Rant + Norah Gaughan Sweater

In my blog description I mention that I might let fly the occasional "reflection" about living in France. I have yet to do that, for fear that it might turn into an enormous rant. When I have a bone to pick, I pick it! Nonetheless I am going to try to broach this subject in a non-ranty way...as much as possible anyway.

I'm going to relate what happened to me this week (and not for the first time) and I really want to know your thoughts on the matter.

I had to go to the doctor to demonstrate that I am fit enough to work. I believe that everyone in France who is employed by someone else has to do this. The medical exam was cursory, but they took also my job history. The doctor was filling out paperwork and asked my for name, birthdate, etc. Then she asked if I was married and had children. Yes, married, no children. And she asked my nationality: American.

Then she asked if my name was my maiden name (nom de jeune fille) or my husband's name (nom d'époux). It's my maiden name. Then she fusses a bit and asks why that is the name that my employer provided. To which I reply that it's the name that I use (c'est le nom que j'utilise).

The doctor replies: "nous utilisons le nom d'époux." In English, "we use the spouse's name" or married name. So I asked who 'we' was, doctors? I said "nous les médecins?" The answer: "nous les français." We, the French.

The doctor's tone when sharing this information with me was not of the "oh, that's interesting, we do this instead" variety, but rather, of the "this is how we do things around here" variety.

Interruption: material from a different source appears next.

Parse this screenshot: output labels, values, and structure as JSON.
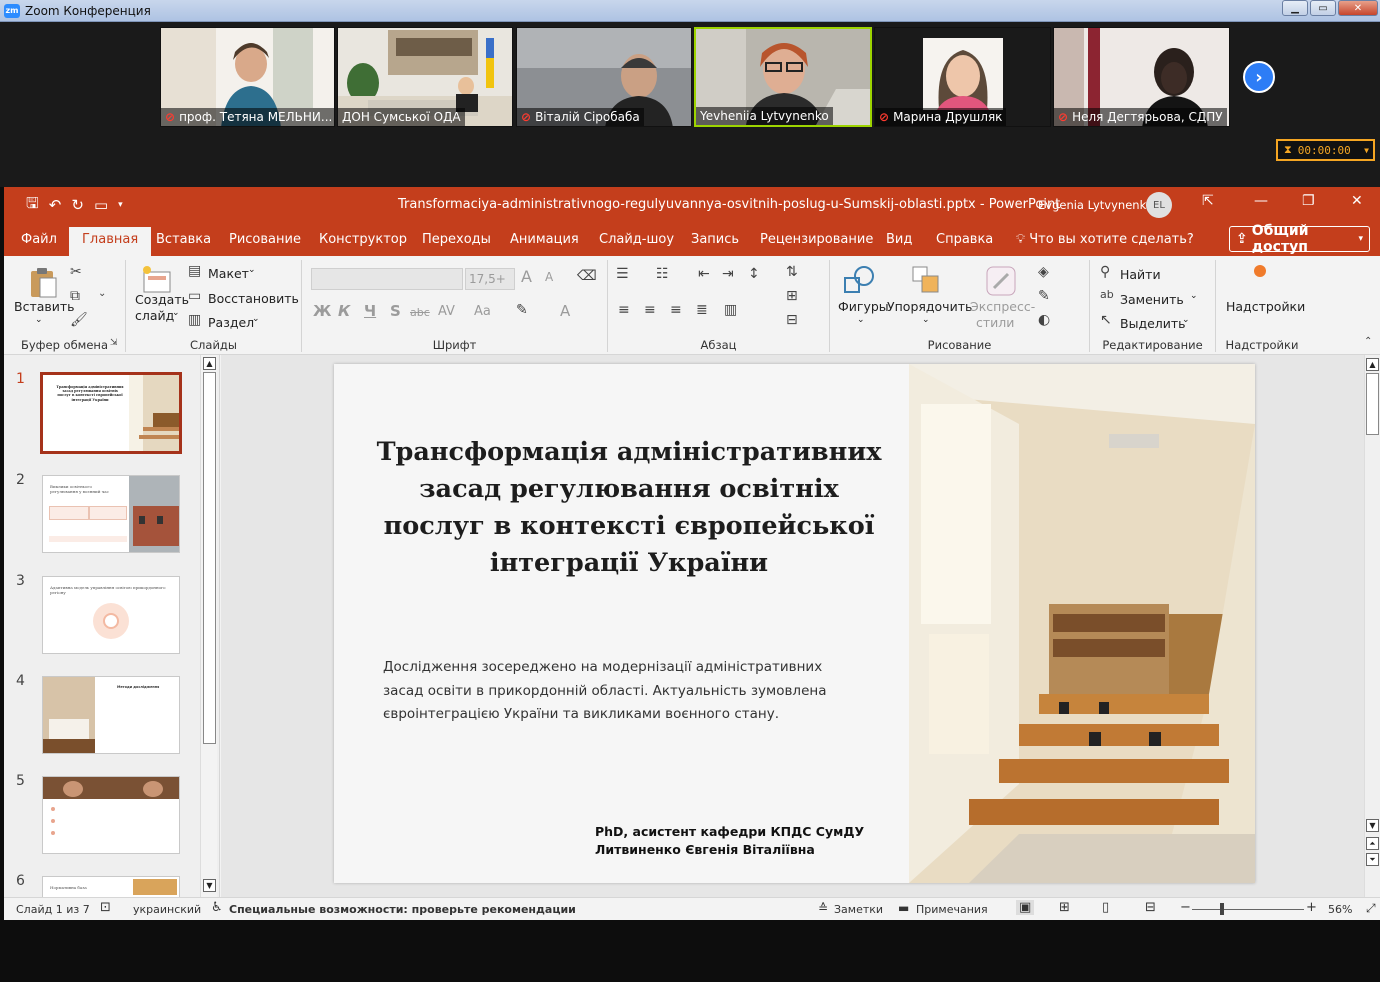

There is, by the way, no legal obligation in France for a woman to take her husband's name upon marriage. A woman has the right to use her husband's name, if she wishes, but she also retains her maiden name. She can use her husband's name alone, or in combination with her given name. This is, according to "article 264 du Code civil issu de la loi n° 2004-439 du 26 mai 2004, article 16" which I got from the following website: http://droit-finances.commentcamarche.net/faq/745-mariage-la-femme-peut-conserver-son-nom-de-jeune-fille. Having said that, I am not a lawyer.

Rant concluded. What are your thoughts on my conversation with the doctor?

In totally unrelated news, I finished my Norah Gaughan sweater:

Here are the buttons I've used, although I think I'll replace them later. They are a wee bit too small.

There are some rough patches on the sweater, but overall, I'm happy with it. And it gave me one more item to wear for the Me Made March challenge, yay! (I am looking forward to being to wear other clothes, starting tomorrow.) This also counts as one item completed for my Colette Spring Palette Challenge. It was a quick knit and easy to do.

Now I've picked up the sweater I started by Nicky Epstein. It's her Austrian Alps Zip Jacket from the book "Knitting on Top of the World." It's about 80% completed. I've joined the pieces together and am working on the raglan shaping.


  1. That wasn't ranty in the least.

    Your doctor is an asshat. Get a new one.

  2. Luckily I shouldn't have to see her again. She's the 'company' doctor. If I had written the post *before* ranting to Thomas it would've been much worse :)

  3. This is a gorgeous sweater, I admired it on Me-Made March too! And I think the buttons are pretty cute; both unexpected and interesting.
    As to your rant, frustrations are part and parcel of living in a foreign country. I had plenty to rant about when we lived in the US for a year...! :))

  4. I think there are just certain snippy women who refuse to recognize that other people live their lives differently. Even if she doesn't agree with your name choice, it's none of her business.

    Of course, I just read about the ban going into effect on face veils in France this week, so perhaps that country just doesn't like to let women make their own choices, however that might look?

    -- Penny

  5. @ Carolyn, Thanks for the compliment of the sweater! I imagine one could have a lot to rant about living in the US. I certainly did while I was living there :) Where did you live in the US?

    @ Penny, France does like to regulate things. To me, everything seems very top down. Being a 'rican I'm definitely used to a more loosey-goosey approach, esp. as regards things that I would consider personal (i.e. names and veils). ;)

  6. Yeah, us Americans and our crazy religious-freedom notions ... :-)

    Tout le monde, c'est fou! Or should that be il est fou? I've lost most of my French as I haven't used it in nearly 15 years (feeling old ... ).